2.3. Statistical and models analyses
The descriptive statistics and correlation analyses
were
performed using SPSS v.21.0 (IBM 2012). Because the species richness
values abnormally distributed, and often over-dispersed where
variance-mean ratio greater than 1 (Crawley 2012), we used generalized
linear models with negative binomial residuals (GLM-NB) to analyse the
relationship between species richness and environmental-human variables.
GLM-NB could compensate for overdispersed data compared to Poissonian
residuals, and this method widely used for ecological count data
(Crawley 2012). For each predictor, we performed GLM to evaluate
explanatory power (R2, %) of each predictor. This
explanatory power was calculated as
(null deviance - residual deviance/
null deviance) × 100 (Panda et al. 2017). The glm.nb() function
used for GLMs in the ‘MASS’ R package (Venables & Ripley 2013). We used
stepwise regression to explore the combined effect of environmental and
human factors on conifer species richness and evaluate the best group of
predictors with the highest explanatory power. One variable from each
predictor category was selected to build a model with seven predictors
to reduce the multicollinearity (Faraway 2016) because most of the
predictors in each explanatory category were highly correlated to each
other (Table S4, Appendix A).

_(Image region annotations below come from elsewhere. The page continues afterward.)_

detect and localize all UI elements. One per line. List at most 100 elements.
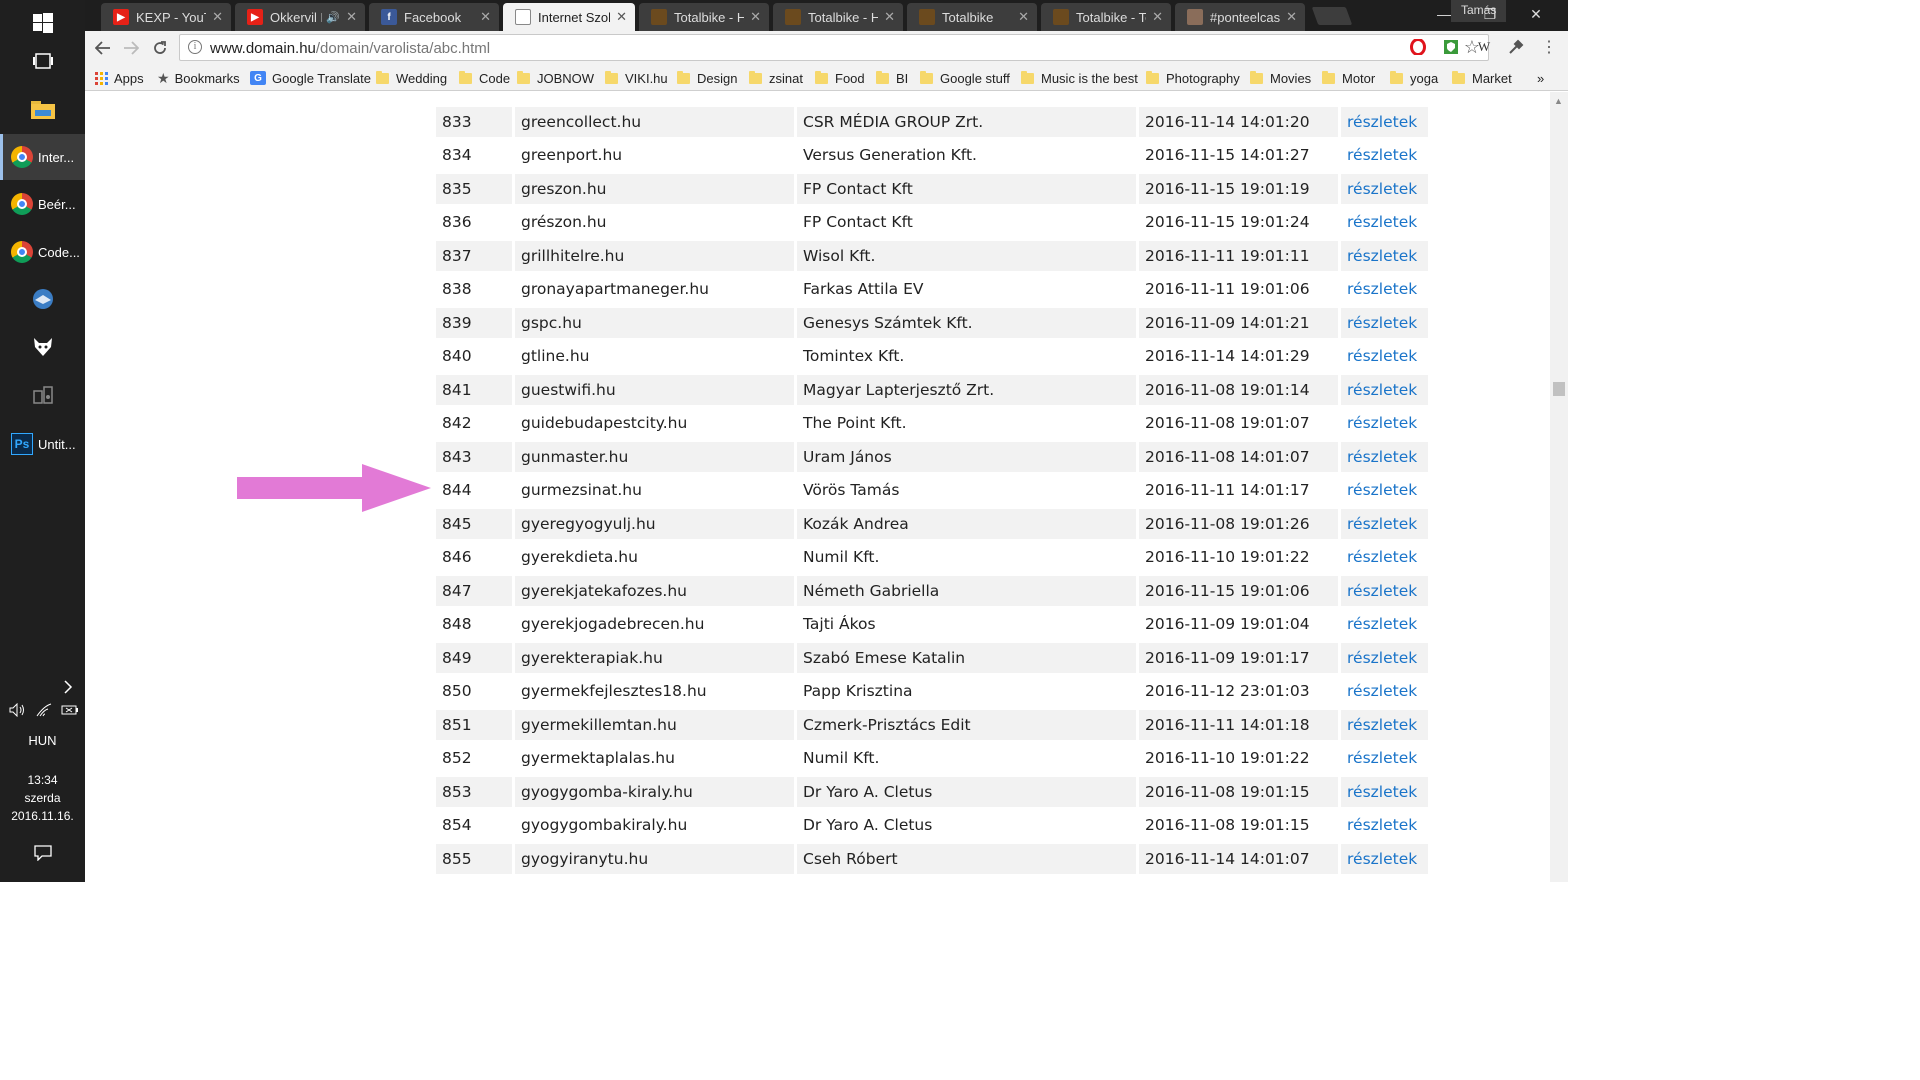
bookmark-bookmarks[interactable]: ★ Bookmarks <box>157 68 240 88</box>
taskbar-app-photoshop[interactable]: Ps Untit... <box>0 421 85 467</box>
eyedropper-extension-icon[interactable] <box>1507 38 1525 56</box>
menu-kebab-icon[interactable]: ⋮ <box>1540 38 1558 56</box>
details-link[interactable]: részletek <box>1341 441 1428 472</box>
wifi-icon[interactable] <box>35 703 53 722</box>
scrollbar-thumb[interactable] <box>1553 382 1565 396</box>
tab-facebook[interactable]: f Facebook ✕ <box>369 3 499 31</box>
foxit-icon[interactable] <box>0 324 85 370</box>
close-icon[interactable]: ✕ <box>1018 9 1029 25</box>
details-link[interactable]: részletek <box>1341 240 1428 271</box>
scroll-up-arrow-icon[interactable]: ▲ <box>1554 96 1563 106</box>
bookmark-folder-food[interactable]: Food <box>815 68 865 88</box>
details-link[interactable]: részletek <box>1341 843 1428 874</box>
speaker-app-icon[interactable] <box>0 372 85 418</box>
tab-totalbike-2[interactable]: Totalbike - H ✕ <box>773 3 903 31</box>
bookmark-folder-code[interactable]: Code <box>459 68 510 88</box>
details-link[interactable]: részletek <box>1341 676 1428 707</box>
tab-totalbike-3[interactable]: Totalbike ✕ <box>907 3 1037 31</box>
details-link[interactable]: részletek <box>1341 810 1428 841</box>
close-icon[interactable]: ✕ <box>346 9 357 25</box>
file-explorer-icon[interactable] <box>0 86 85 132</box>
close-icon[interactable]: ✕ <box>212 9 223 25</box>
thunderbird-icon[interactable] <box>0 276 85 322</box>
bookmark-folder-bi[interactable]: BI <box>876 68 908 88</box>
close-icon[interactable]: ✕ <box>884 9 895 25</box>
details-link[interactable]: részletek <box>1341 776 1428 807</box>
details-link[interactable]: részletek <box>1341 475 1428 506</box>
bookmark-folder-photography[interactable]: Photography <box>1146 68 1240 88</box>
close-icon[interactable]: ✕ <box>1152 9 1163 25</box>
page-info-icon[interactable]: i <box>188 40 202 54</box>
bookmark-folder-market[interactable]: Market <box>1452 68 1512 88</box>
vertical-scrollbar[interactable]: ▲ <box>1550 92 1568 882</box>
close-icon[interactable]: ✕ <box>1286 9 1297 25</box>
bookmark-label: BI <box>896 70 909 86</box>
details-link[interactable]: részletek <box>1341 542 1428 573</box>
details-link[interactable]: részletek <box>1341 140 1428 171</box>
taskbar-app-chrome-beer[interactable]: Beér... <box>0 181 85 227</box>
details-link[interactable]: részletek <box>1341 642 1428 673</box>
details-link[interactable]: részletek <box>1341 709 1428 740</box>
tab-totalbike-4[interactable]: Totalbike - Te ✕ <box>1041 3 1171 31</box>
tab-totalbike-1[interactable]: Totalbike - H ✕ <box>639 3 769 31</box>
bookmark-folder-movies[interactable]: Movies <box>1250 68 1311 88</box>
details-link[interactable]: részletek <box>1341 508 1428 539</box>
details-link[interactable]: részletek <box>1341 173 1428 204</box>
task-view-icon[interactable] <box>0 38 85 84</box>
details-link[interactable]: részletek <box>1341 307 1428 338</box>
address-bar[interactable]: i www.domain.hu/domain/varolista/abc.htm… <box>179 34 1489 61</box>
bookmark-folder-yoga[interactable]: yoga <box>1390 68 1438 88</box>
maximize-icon[interactable]: ❐ <box>1467 0 1513 28</box>
registration-date: 2016-11-09 19:01:17 <box>1139 642 1338 673</box>
bookmark-folder-wedding[interactable]: Wedding <box>376 68 447 88</box>
tab-internet-szolg[interactable]: Internet Szolg ✕ <box>503 3 635 31</box>
clock-date[interactable]: 2016.11.16. <box>0 807 85 825</box>
url-text[interactable]: www.domain.hu/domain/varolista/abc.html <box>210 40 490 57</box>
taskbar-app-chrome-code[interactable]: Code... <box>0 229 85 275</box>
details-link[interactable]: részletek <box>1341 609 1428 640</box>
window-close-icon[interactable]: ✕ <box>1513 0 1559 28</box>
details-link[interactable]: részletek <box>1341 207 1428 238</box>
details-link[interactable]: részletek <box>1341 743 1428 774</box>
details-link[interactable]: részletek <box>1341 408 1428 439</box>
bookmark-folder-jobnow[interactable]: JOBNOW <box>517 68 594 88</box>
action-center-icon[interactable] <box>0 830 85 876</box>
bookmarks-bar: Apps ★ Bookmarks G Google Translate Wedd… <box>85 64 1568 91</box>
tab-okkervil[interactable]: ▶ Okkervil R 🔊 ✕ <box>235 3 365 31</box>
details-link[interactable]: részletek <box>1341 575 1428 606</box>
clock-time[interactable]: 13:34 <box>0 771 85 789</box>
tab-kexp[interactable]: ▶ KEXP - YouTu ✕ <box>101 3 231 31</box>
clock-weekday[interactable]: szerda <box>0 789 85 807</box>
bookmark-folder-motor[interactable]: Motor <box>1322 68 1375 88</box>
details-link[interactable]: részletek <box>1341 341 1428 372</box>
registration-date: 2016-11-15 19:01:06 <box>1139 575 1338 606</box>
close-icon[interactable]: ✕ <box>616 9 627 25</box>
bookmarks-overflow-button[interactable]: » <box>1537 68 1544 88</box>
forward-arrow-icon[interactable] <box>119 36 143 60</box>
opera-extension-icon[interactable] <box>1409 38 1427 56</box>
bookmark-folder-music[interactable]: Music is the best <box>1021 68 1138 88</box>
back-arrow-icon[interactable] <box>91 36 115 60</box>
shield-extension-icon[interactable] <box>1442 38 1460 56</box>
minimize-icon[interactable]: — <box>1421 0 1467 28</box>
new-tab-button[interactable] <box>1311 7 1353 25</box>
bookmark-folder-zsinat[interactable]: zsinat <box>749 68 803 88</box>
taskbar-app-chrome-internet[interactable]: Inter... <box>0 134 85 180</box>
details-link[interactable]: részletek <box>1341 106 1428 137</box>
bookmark-folder-google-stuff[interactable]: Google stuff <box>920 68 1010 88</box>
close-icon[interactable]: ✕ <box>480 9 491 25</box>
bookmark-apps[interactable]: Apps <box>95 68 144 88</box>
tab-ponteelcasc[interactable]: #ponteelcasc ✕ <box>1175 3 1305 31</box>
close-icon[interactable]: ✕ <box>750 9 761 25</box>
audio-playing-icon[interactable]: 🔊 <box>326 11 340 24</box>
reload-icon[interactable] <box>148 36 172 60</box>
input-language[interactable]: HUN <box>0 732 85 750</box>
bookmark-google-translate[interactable]: G Google Translate <box>250 68 371 88</box>
details-link[interactable]: részletek <box>1341 274 1428 305</box>
volume-icon[interactable] <box>9 702 27 722</box>
bookmark-folder-design[interactable]: Design <box>677 68 737 88</box>
bookmark-folder-viki[interactable]: VIKI.hu <box>605 68 668 88</box>
details-link[interactable]: részletek <box>1341 374 1428 405</box>
battery-icon[interactable] <box>61 703 79 722</box>
wikipedia-extension-icon[interactable]: W <box>1475 38 1493 56</box>
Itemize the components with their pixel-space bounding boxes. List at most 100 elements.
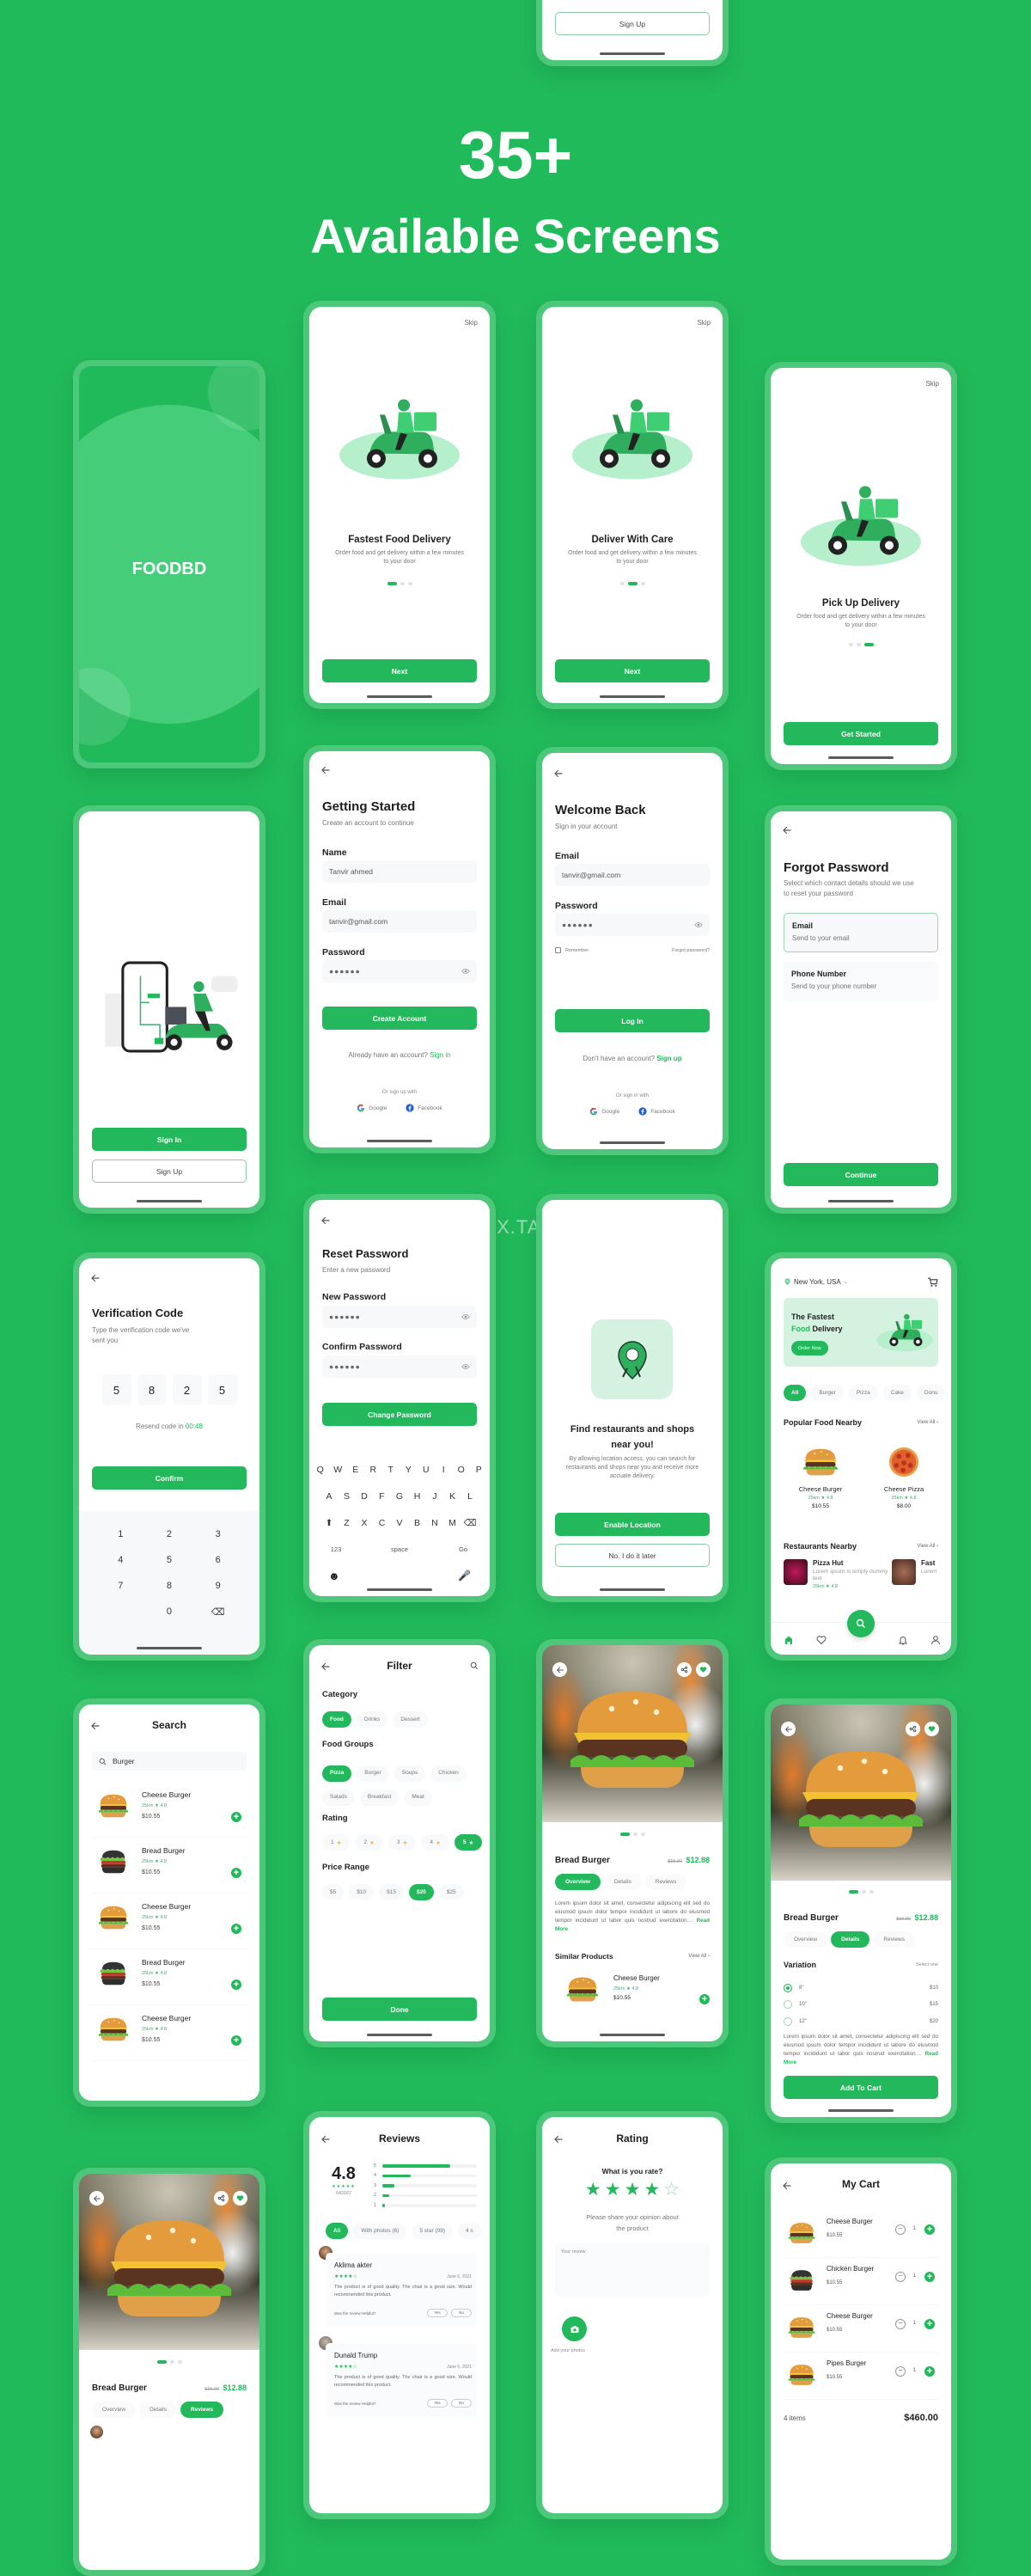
done-button[interactable]: Done — [322, 1998, 477, 2021]
similar-product-item[interactable]: Cheese Burger 25km ★ 4.8 $10.55 + — [555, 1970, 710, 2010]
name-field[interactable]: Tanvir ahmed — [322, 860, 477, 883]
keypad-key-8[interactable]: 8 — [145, 1573, 194, 1599]
search-icon[interactable] — [470, 1661, 479, 1670]
facebook-button[interactable]: Facebook — [406, 1104, 442, 1112]
notifications-icon[interactable] — [898, 1635, 908, 1645]
food-group-chip[interactable]: Burger — [357, 1765, 389, 1782]
search-result-item[interactable]: Bread Burger 25km ★ 4.8 $10.55 + — [92, 1838, 247, 1894]
email-field[interactable]: tanvir@gmail.com — [322, 910, 477, 933]
star-5-icon[interactable]: ☆ — [663, 2179, 680, 2200]
key-y[interactable]: Y — [400, 1465, 418, 1475]
profile-icon[interactable] — [930, 1635, 941, 1645]
keypad-key-4[interactable]: 4 — [96, 1547, 145, 1573]
decrease-quantity-button[interactable]: − — [895, 2319, 906, 2329]
get-started-button[interactable]: Get Started — [784, 722, 938, 745]
category-chip[interactable]: Cake — [882, 1385, 912, 1401]
category-chip[interactable]: Food — [322, 1711, 351, 1728]
tab-reviews[interactable]: Reviews — [180, 2402, 223, 2418]
share-button[interactable] — [214, 2191, 229, 2206]
food-card[interactable]: Cheese Pizza 25km ★ 4.8 $8.00 — [867, 1440, 941, 1523]
food-group-chip[interactable]: Soups — [393, 1765, 426, 1782]
keypad-key-0[interactable]: 0 — [145, 1599, 194, 1625]
back-arrow-icon[interactable] — [320, 1215, 331, 1226]
code-digit-box[interactable]: 8 — [137, 1374, 167, 1405]
key-u[interactable]: U — [418, 1465, 436, 1475]
rating-chip[interactable]: 1 ★ — [322, 1834, 351, 1851]
tab-overview[interactable]: Overview — [92, 2402, 137, 2418]
decrease-quantity-button[interactable]: − — [895, 2272, 906, 2282]
food-group-chip[interactable]: Pizza — [322, 1765, 352, 1782]
helpful-no-button[interactable]: No — [451, 2309, 472, 2317]
food-group-chip[interactable]: Salads — [322, 1789, 355, 1806]
change-password-button[interactable]: Change Password — [322, 1403, 477, 1426]
key-q[interactable]: Q — [312, 1465, 330, 1475]
radio-button[interactable] — [784, 2016, 792, 2026]
key-w[interactable]: W — [329, 1465, 347, 1475]
category-chip[interactable]: Burger — [811, 1385, 844, 1401]
sign-in-link[interactable]: Sign in — [430, 1051, 450, 1059]
decrease-quantity-button[interactable]: − — [895, 2366, 906, 2377]
favorites-icon[interactable] — [816, 1635, 827, 1645]
key-v[interactable]: V — [391, 1518, 409, 1528]
variation-option[interactable]: 10" $15 — [784, 1997, 938, 2014]
key-n[interactable]: N — [426, 1518, 444, 1528]
keypad-key-9[interactable]: 9 — [193, 1573, 242, 1599]
google-button[interactable]: Google — [589, 1107, 619, 1116]
star-3-icon[interactable]: ★ — [625, 2179, 641, 2200]
sign-up-link[interactable]: Sign up — [656, 1055, 681, 1062]
key-z[interactable]: Z — [338, 1518, 356, 1528]
add-photo-button[interactable] — [562, 2316, 587, 2341]
keypad-key-2[interactable]: 2 — [145, 1521, 194, 1547]
skip-link[interactable]: Skip — [464, 319, 478, 327]
key-m[interactable]: M — [443, 1518, 461, 1528]
review-textarea[interactable]: Your review — [555, 2243, 710, 2297]
tab-details[interactable]: Details — [831, 1931, 870, 1948]
tab-reviews[interactable]: Reviews — [873, 1931, 915, 1948]
sign-up-button[interactable]: Sign Up — [555, 12, 710, 35]
back-arrow-icon[interactable] — [553, 768, 564, 779]
category-chip[interactable]: Pizza — [848, 1385, 878, 1401]
eye-icon[interactable] — [461, 1312, 470, 1321]
share-button[interactable] — [906, 1722, 920, 1736]
sign-in-button[interactable]: Sign In — [92, 1128, 247, 1151]
helpful-yes-button[interactable]: Yes — [427, 2309, 448, 2317]
key-p[interactable]: P — [470, 1465, 488, 1475]
view-all-link[interactable]: View All › — [688, 1954, 710, 1959]
radio-button[interactable] — [784, 1983, 792, 1992]
rating-chip[interactable]: 4 ★ — [421, 1834, 449, 1851]
phone-option[interactable]: Phone Number Send to your phone number — [784, 962, 938, 1001]
decrease-quantity-button[interactable]: − — [895, 2224, 906, 2235]
search-result-item[interactable]: Cheese Burger 25km ★ 4.8 $10.55 + — [92, 1782, 247, 1838]
create-account-button[interactable]: Create Account — [322, 1007, 477, 1030]
keypad-key-1[interactable]: 1 — [96, 1521, 145, 1547]
key-o[interactable]: O — [453, 1465, 471, 1475]
next-button[interactable]: Next — [322, 659, 477, 682]
tab-reviews[interactable]: Reviews — [644, 1874, 687, 1890]
key-c[interactable]: C — [373, 1518, 391, 1528]
price-chip[interactable]: $20 — [408, 1884, 434, 1900]
variation-option[interactable]: 8" $10 — [784, 1979, 938, 1997]
remember-checkbox[interactable]: Remember — [555, 947, 589, 953]
increase-quantity-button[interactable]: + — [924, 2224, 935, 2235]
price-chip[interactable]: $15 — [379, 1884, 404, 1900]
search-input[interactable]: Burger — [92, 1752, 247, 1771]
food-card[interactable]: Cheese Burger 25km ★ 4.8 $10.55 — [784, 1440, 857, 1523]
tab-overview[interactable]: Overview — [784, 1931, 828, 1948]
key-go[interactable]: Go — [442, 1545, 484, 1553]
category-chip[interactable]: Dessert — [393, 1711, 428, 1728]
forgot-password-link[interactable]: Forgot password? — [672, 948, 710, 953]
back-button[interactable] — [552, 1662, 567, 1677]
review-filter-chip[interactable]: 5 star (99) — [412, 2223, 454, 2239]
back-arrow-icon[interactable] — [90, 1273, 101, 1283]
view-all-link[interactable]: View All › — [917, 1420, 938, 1425]
next-button[interactable]: Next — [555, 659, 710, 682]
favorite-button[interactable] — [924, 1722, 939, 1736]
rating-chip[interactable]: 5 ★ — [454, 1834, 483, 1851]
add-item-button[interactable]: + — [231, 1812, 241, 1822]
key-t[interactable]: T — [382, 1465, 400, 1475]
tab-details[interactable]: Details — [139, 2402, 177, 2418]
keypad-key-7[interactable]: 7 — [96, 1573, 145, 1599]
increase-quantity-button[interactable]: + — [924, 2319, 935, 2329]
skip-link[interactable]: Skip — [697, 319, 711, 327]
food-group-chip[interactable]: Meat — [404, 1789, 432, 1806]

We made all the possible combinations of
predictors using four energy, three water, two seasonality, two
topographic heterogeneity, one human influence, four soil types, and
seven soil nutrient-fertility variables, which yielded 4 × 3 × 2 × 2 × 1
× 4 × 7 = 1,344 models for each richness category. We selected the best
model that had the lowest Akaike information criterion (AIC) for each
richness group. Within each best model, we calculated the variance
inflation factor (VIF) for all predictors using ‘car’ package in R 3.6.1
to evaluate the significance of multicollinearity (Legendre & Legendre
2012; Fox et al. 2016), where the collinearity is considered to
be significant when VIF > 5. Similarly, to compare the
proportion of variance explained by each predictor category in addition
to differentiate their independent and joint effects on conifer
richness, we applied hierarchical partitioning analysis using
‘hier.part’ R package (Walsh & Mac Nally 2013). We first conducted a
principal component analysis (PCA) with the varimax rotation in SPSS
v.21.0 (IBM 2012) within each of the predictor categories and then
extracted the first axis to represent each category (hypothesis). We
standardized the human influence variable instead because PCA cannot be
applied to a group containing only one variable.